This is the model


In [16]:
pip install tensorflow


Note: you may need to restart the kernel to use updated packages.


In [17]:
pip install mediapipe


Note: you may need to restart the kernel to use updated packages.


In [18]:
pip install opencv-contrib-python


Note: you may need to restart the kernel to use updated packages.


Check the version of the tensor flow

In [19]:
import tensorflow as tf
print(tf.__version__)


2.18.0


In [20]:
import tensorflow as tf
import cv2
import numpy as np
from tensorflow.keras import layers, models
import mediapipe as mp


In [21]:
# Model Parameters
IMG_HEIGHT, IMG_WIDTH = 96, 96  # Dimensions of input video frames
SEQ_LENGTH = 30  # Sequence length (number of frames per input)
NUM_CLASSES = 100  # Number of possible output characters (adjustable)


In [22]:
# Lip-Reading Model Architecture
def create_lip_reading_model():
    # Input: Sequence of video frames (batch_size, SEQ_LENGTH, IMG_HEIGHT, IMG_WIDTH, 1)
    video_input = tf.keras.Input(shape=(SEQ_LENGTH, IMG_HEIGHT, IMG_WIDTH, 1), name="video_input")
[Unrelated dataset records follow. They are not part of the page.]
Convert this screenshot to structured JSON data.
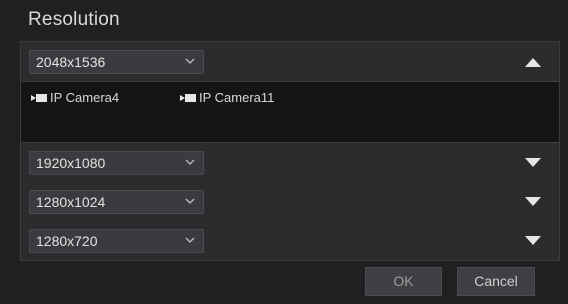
{
  "dialog": {
    "title": "Resolution",
    "groups": [
      {
        "resolution": "2048x1536",
        "expanded": true,
        "cameras": [
          "IP Camera4",
          "IP Camera11"
        ]
      },
      {
        "resolution": "1920x1080",
        "expanded": false
      },
      {
        "resolution": "1280x1024",
        "expanded": false
      },
      {
        "resolution": "1280x720",
        "expanded": false
      }
    ],
    "ok_label": "OK",
    "cancel_label": "Cancel"
  },
  "icons": {
    "chevron": "chevron-down-icon",
    "expand": "triangle-up-icon",
    "collapse": "triangle-down-icon",
    "camera": "camera-icon"
  },
  "colors": {
    "background": "#1f2022",
    "row": "#2b2c2e",
    "select": "#3a3b3e",
    "text": "#d6d6d6"
  }
}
    # Convolutional Layers for Feature Extraction
    cnn = models.Sequential(name="CNN_Feature_Extractor")
    cnn.add(layers.Conv2D(32, (3, 3), activation='relu', padding='same'))
    cnn.add(layers.MaxPooling2D((2, 2)))
    cnn.add(layers.Conv2D(64, (3, 3), activation='relu', padding='same'))
    cnn.add(layers.MaxPooling2D((2, 2)))
    cnn.add(layers.Conv2D(128, (3, 3), activation='relu', padding='same'))
    cnn.add(layers.GlobalAveragePooling2D())
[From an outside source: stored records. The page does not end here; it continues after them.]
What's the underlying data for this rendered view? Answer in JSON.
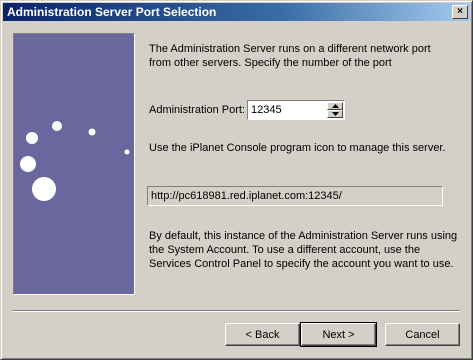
{
  "window": {
    "title": "Administration Server Port Selection",
    "close_glyph": "×"
  },
  "content": {
    "intro": "The Administration Server runs on a different network port from other servers. Specify the number of the port",
    "port_label": "Administration Port:",
    "port_value": "12345",
    "console_note": "Use the iPlanet Console program icon to manage this server.",
    "url": "http://pc618981.red.iplanet.com:12345/",
    "account_note": "By default, this instance of the Administration Server runs using the System Account. To use a different account, use the Services Control Panel to specify the account you want to use."
  },
  "buttons": {
    "back": "< Back",
    "next": "Next >",
    "cancel": "Cancel"
  },
  "icons": {
    "close": "close-icon",
    "spin_up": "triangle-up-icon",
    "spin_down": "triangle-down-icon"
  },
  "colors": {
    "title_bar_start": "#0a246a",
    "title_bar_end": "#a6caf0",
    "banner": "#6a669e",
    "dialog_face": "#d4d0c8"
  }
}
    # Apply CNN to each frame in the sequence
    encoded_frames = layers.TimeDistributed(cnn, name="TimeDistributed_CNN")(video_input)

    # Recurrent Layers for Temporal Modeling
    rnn = layers.Bidirectional(layers.LSTM(256, return_sequences=True), name="BiLSTM_1")(encoded_frames)
    rnn = layers.Bidirectional(layers.LSTM(256, return_sequences=False), name="BiLSTM_2")(rnn)

    # Fully Connected Layer for Character Prediction
    dense = layers.Dense(512, activation="relu", name="Dense_Layer")(rnn)
    output = layers.Dense(NUM_CLASSES, activation="softmax", name="Output_Layer")(dense)

    # Build Model
    model = tf.keras.Model(inputs=video_input, outputs=output, name="LipReadingModel")
    return model


In [23]:
# Create the Model
model = create_lip_reading_model()


In [24]:
# Compile the Model
model.compile(
    optimizer=tf.keras.optimizers.Adam(learning_rate=0.001),
    loss="sparse_categorical_crossentropy",
    metrics=["accuracy"]
)


In [25]:
# Real-Time Video Input Integration
def preprocess_frame(frame):
    """Preprocess a single video frame: crop, resize, and normalize."""
    gray = cv2.cvtColor(frame, cv2.COLOR_BGR2GRAY)
    resized = cv2.resize(gray, (IMG_WIDTH, IMG_HEIGHT))
    normalized = resized / 255.0
    return normalized


In [26]:
# Initialize Mediapipe Face Detection
mp_face_detection = mp.solutions.face_detection
mp_drawing = mp.solutions.drawing_utils

face_detection = mp_face_detection.FaceDetection(model_selection=1, min_detection_confidence=0.5)


In [27]:
# Capture Video from Webcam
cap = cv2.VideoCapture(0)
frame_sequence = []


In [28]:
print("Starting real-time lip detection. Press 'q' to quit.")
while cap.isOpened():
    ret, frame = cap.read()
    if not ret:
        break

    # Detect face and crop lip region
    results = face_detection.process(cv2.cvtColor(frame, cv2.COLOR_BGR2RGB))
    if results.detections:
        for detection in results.detections:
            bboxC = detection.location_data.relative_bounding_box
            h, w, _ = frame.shape
            bbox = int(bboxC.xmin * w), int(bboxC.ymin * h), int(bboxC.width * w), int(bboxC.height * h)
            x, y, bw, bh = bbox
            lip_region = frame[y:y+bh, x:x+bw]

            # Preprocess and add to sequence
            preprocessed_frame = preprocess_frame(lip_region)
            frame_sequence.append(preprocessed_frame)

            # Maintain sequence length
            if len(frame_sequence) == SEQ_LENGTH:
                input_sequence = np.expand_dims(np.array(frame_sequence), axis=0)
                input_sequence = np.expand_dims(input_sequence, axis=-1)  # Add channel dimension

                # Predict using the model
                predictions = model.predict(input_sequence)
                predicted_char = np.argmax(predictions)
                print(f"Predicted Character: {predicted_char}")

                frame_sequence.pop(0)  # Remove oldest frame

            # Draw bounding box for visualization
            cv2.rectangle(frame, (x, y), (x + bw, y + bh), (255, 0, 0), 2)
    # Display the video feed
    cv2.imshow('Webcam Feed', frame)

    if cv2.waitKey(1) & 0xFF == ord('q'):
        break

cap.release()
cv2.destroyAllWindows()


Starting real-time lip detection. Press 'q' to quit.


In [29]:
# Model Summary
model.summary()


In [30]:
# pip install tensorflow opencv-python mediapipe numpy